Altre si sono trasformate raddoppiando e triplicando i turni dei pasti per evitare assembramenti. Hanno previsto percorsi separati di entrata e uscita, si sono attrezzate con sanificazioni e plexiglass. Più volontari e costi maggiori per adeguare le strutture. «Tutto a carico nostro ovviamente», raccontano dagli enti caritativi.

La modalità preferita in tempi di pandemia è quella del pacco cibo, spesso consegnato a domicilio. Pasta, biscotti, olio, omogeneizzati, sughi. «C’è qualcuno che si ricorda di me e mi sostiene in questo momento assurdo», dice che riceve aiuto. Spesso tra volontari e beneficiari si crea un rapporto di amicizia. La diffidenza iniziale cede il passo alla confidenza. Prima del Covid si entrava in casa e si beveva un caffè insieme, oggi il pacco viene lasciato sullo zerbino e si chiacchiera al telefono.
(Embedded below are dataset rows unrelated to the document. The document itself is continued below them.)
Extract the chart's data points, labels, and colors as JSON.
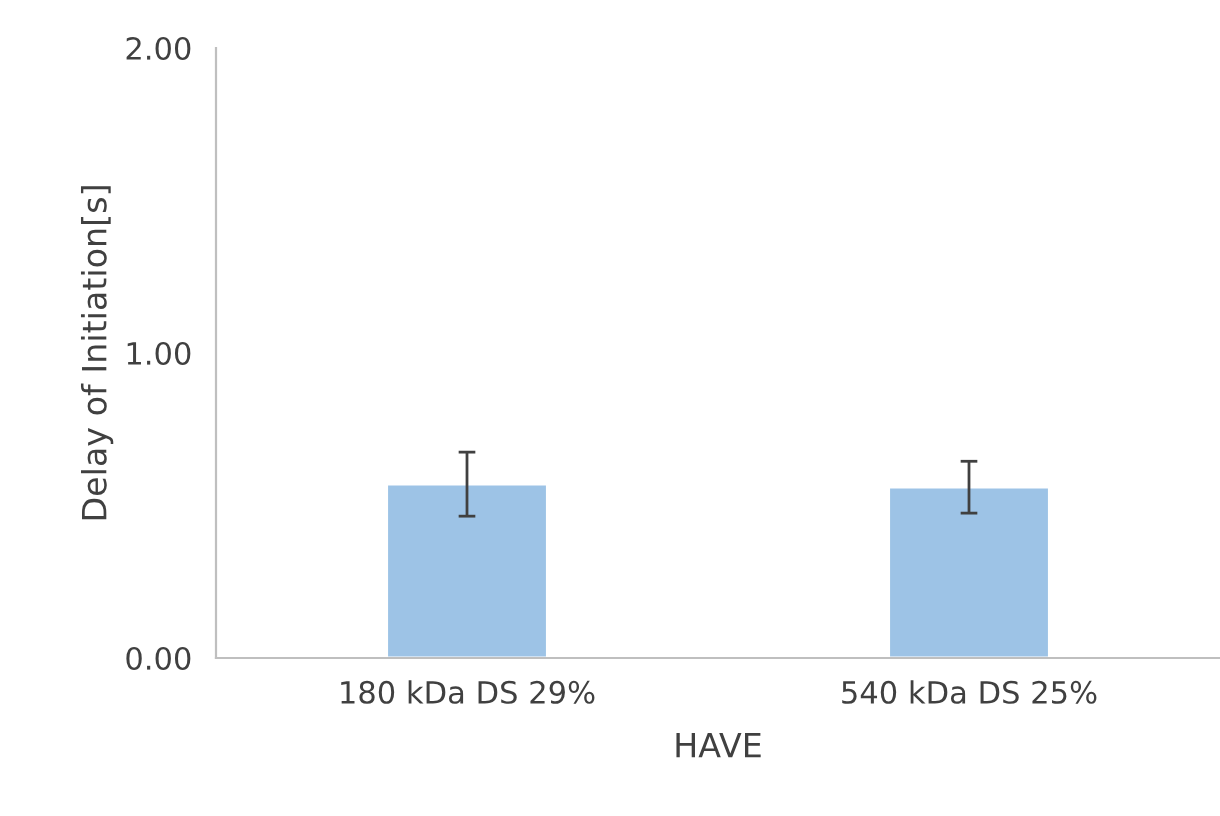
{
  "chart_data": {
    "type": "bar",
    "xlabel": "HAVE",
    "ylabel": "Delay of Initiation[s]",
    "categories": [
      "180 kDa DS 29%",
      "540 kDa DS 25%"
    ],
    "values": [
      0.57,
      0.56
    ],
    "errors": [
      0.105,
      0.085
    ],
    "color": "#9dc3e6",
    "ylim": [
      0,
      2
    ],
    "yticks": [
      {
        "value": 0,
        "label": "0.00"
      },
      {
        "value": 1,
        "label": "1.00"
      },
      {
        "value": 2,
        "label": "2.00"
      }
    ],
    "grid": false,
    "legend": false
  }
}
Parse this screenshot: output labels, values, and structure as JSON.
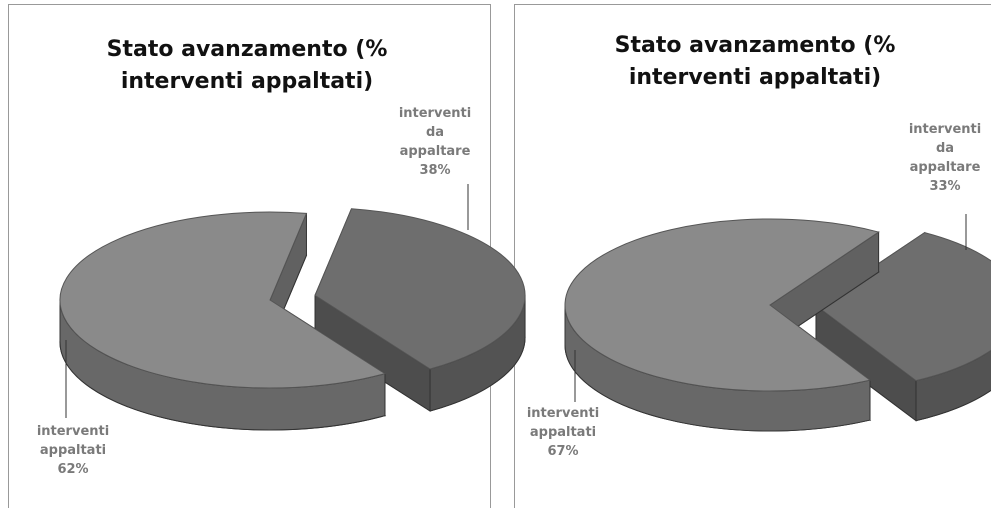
{
  "chart_data": [
    {
      "type": "pie",
      "title": "Stato avanzamento (% interventi appaltati)",
      "categories": [
        "interventi appaltati",
        "interventi da appaltare"
      ],
      "values": [
        62,
        38
      ],
      "value_labels": [
        "62%",
        "38%"
      ],
      "colors": [
        "#8a8a8a",
        "#6e6e6e"
      ]
    },
    {
      "type": "pie",
      "title": "Stato avanzamento (% interventi appaltati)",
      "categories": [
        "interventi appaltati",
        "interventi da appaltare"
      ],
      "values": [
        67,
        33
      ],
      "value_labels": [
        "67%",
        "33%"
      ],
      "colors": [
        "#8a8a8a",
        "#6e6e6e"
      ]
    }
  ]
}
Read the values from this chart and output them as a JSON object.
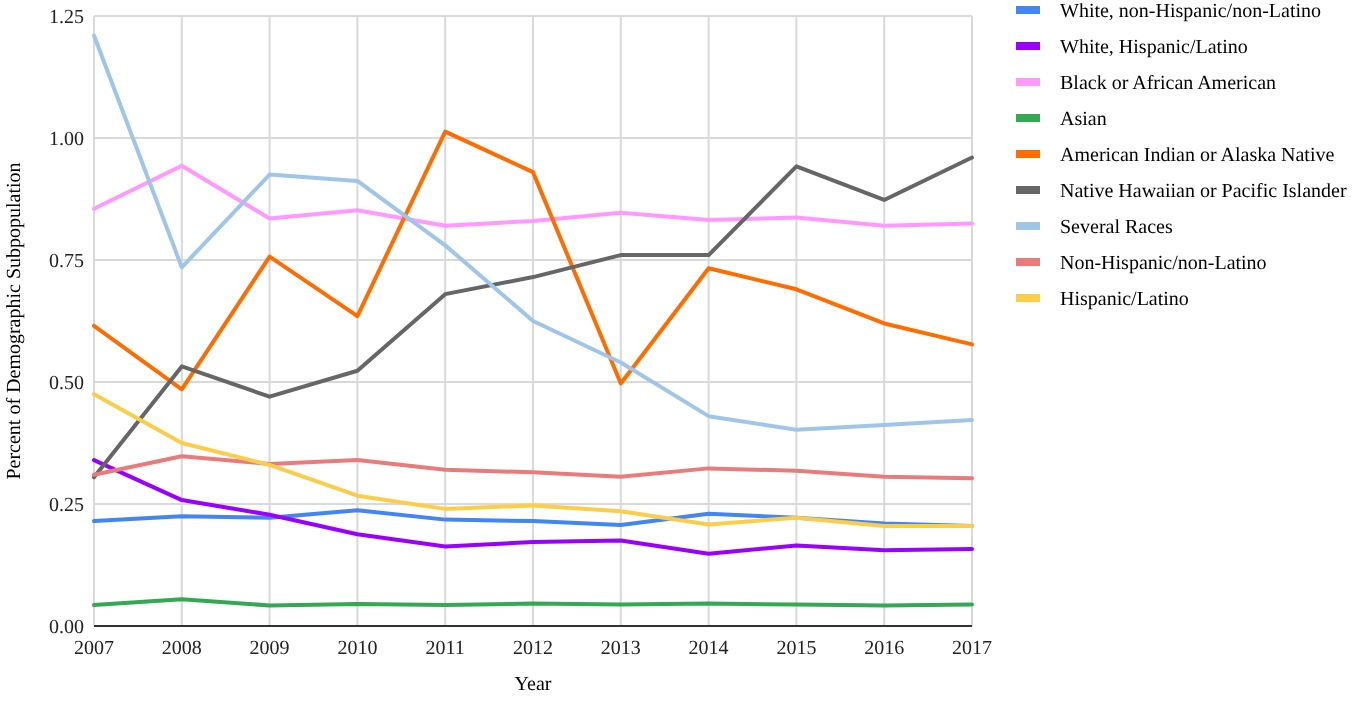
{
  "chart_data": {
    "type": "line",
    "xlabel": "Year",
    "ylabel": "Percent of Demographic Subpopulation",
    "x": [
      2007,
      2008,
      2009,
      2010,
      2011,
      2012,
      2013,
      2014,
      2015,
      2016,
      2017
    ],
    "xlim": [
      2007,
      2017
    ],
    "xticks": [
      2007,
      2008,
      2009,
      2010,
      2011,
      2012,
      2013,
      2014,
      2015,
      2016,
      2017
    ],
    "ylim": [
      0,
      1.25
    ],
    "yticks": [
      {
        "value": 0,
        "label": "0.00"
      },
      {
        "value": 0.25,
        "label": "0.25"
      },
      {
        "value": 0.5,
        "label": "0.50"
      },
      {
        "value": 0.75,
        "label": "0.75"
      },
      {
        "value": 1,
        "label": "1.00"
      },
      {
        "value": 1.25,
        "label": "1.25"
      }
    ],
    "grid": true,
    "legend": "right",
    "marker": "none",
    "line_style": "solid",
    "series": [
      {
        "name": "White, non-Hispanic/non-Latino",
        "color": "#4285f4",
        "values": [
          0.215,
          0.225,
          0.222,
          0.237,
          0.218,
          0.215,
          0.207,
          0.23,
          0.222,
          0.21,
          0.205
        ]
      },
      {
        "name": "White, Hispanic/Latino",
        "color": "#9900ff",
        "values": [
          0.34,
          0.258,
          0.228,
          0.188,
          0.163,
          0.172,
          0.175,
          0.148,
          0.165,
          0.155,
          0.158
        ]
      },
      {
        "name": "Black or African American",
        "color": "#ff99ff",
        "values": [
          0.855,
          0.943,
          0.835,
          0.852,
          0.82,
          0.83,
          0.847,
          0.832,
          0.837,
          0.82,
          0.825
        ]
      },
      {
        "name": "Asian",
        "color": "#34a853",
        "values": [
          0.043,
          0.055,
          0.042,
          0.045,
          0.043,
          0.046,
          0.044,
          0.046,
          0.044,
          0.042,
          0.044
        ]
      },
      {
        "name": "American Indian or Alaska Native",
        "color": "#ff6d01",
        "values": [
          0.615,
          0.485,
          0.757,
          0.635,
          1.013,
          0.93,
          0.497,
          0.733,
          0.69,
          0.62,
          0.577
        ]
      },
      {
        "name": "Native Hawaiian or Pacific Islander",
        "color": "#666666",
        "values": [
          0.305,
          0.532,
          0.47,
          0.523,
          0.68,
          0.715,
          0.76,
          0.76,
          0.942,
          0.873,
          0.96
        ]
      },
      {
        "name": "Several Races",
        "color": "#9fc5e8",
        "values": [
          1.21,
          0.735,
          0.925,
          0.912,
          0.78,
          0.625,
          0.54,
          0.43,
          0.402,
          0.412,
          0.422
        ]
      },
      {
        "name": "Non-Hispanic/non-Latino",
        "color": "#ea7b7b",
        "values": [
          0.31,
          0.348,
          0.332,
          0.34,
          0.32,
          0.315,
          0.306,
          0.323,
          0.318,
          0.306,
          0.303
        ]
      },
      {
        "name": "Hispanic/Latino",
        "color": "#fbcd48",
        "values": [
          0.475,
          0.375,
          0.33,
          0.267,
          0.24,
          0.247,
          0.235,
          0.208,
          0.222,
          0.205,
          0.205
        ]
      }
    ]
  }
}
Per rispondere all’aumento delle richieste, sono cresciute le donazioni delle aziende della filiera agroalimentare. Ma la raccolta del cibo cambia volto, è inevitabile. Ogni anno il Banco organizza la Giornata della Colletta alimentare: nei supermercati migliaia di volontari con la pettorina gialla invitano i clienti a fare la spesa per i più poveri.

Quest’anno però niente folle davanti ai market. «Per garantire la raccolta nella massima sicurezza, dal 21 novembre all’8 dicembre proporremo una card da due, cinque o dieci euro acquistabile alla cassa oppure online. Soldi che si trasformeranno in cibo per gli indigenti».

Un gesto importante in un periodo denso di proteste e tensioni sociali, spesso cavalcate dalle frange estremiste. Attività come la distribuzione del cibo rappresentano anche un contributo al mantenimento dell’ordine pubblico, «Chi lavora per venire incontro a questi bisogni previene le strumentalizzazioni delle necessità primarie delle famiglie da parte della criminalità», ha riconosciuto il prefetto di Catania Claudio Sammartino.

E il presidente del Banco Alimentare non ha dubbi: «La generosità va educata, sostenuta e alimentata. Con la nuova ondata del virus, vedo il rischio di un individualismo di ritorno. Dopo i canti sui balconi e la solidarietà della scorsa primavera, oggi la paura potrebbe generare il si salvi chi può e sarebbe deleterio per la convivenza civile». Ognuno dovrebbe fare la sua parte. Il governo, prima di tutti. «Le istituzioni, quando va bene, conoscono il bisogno, ma è il volontario sul territorio che conosce il bisognoso».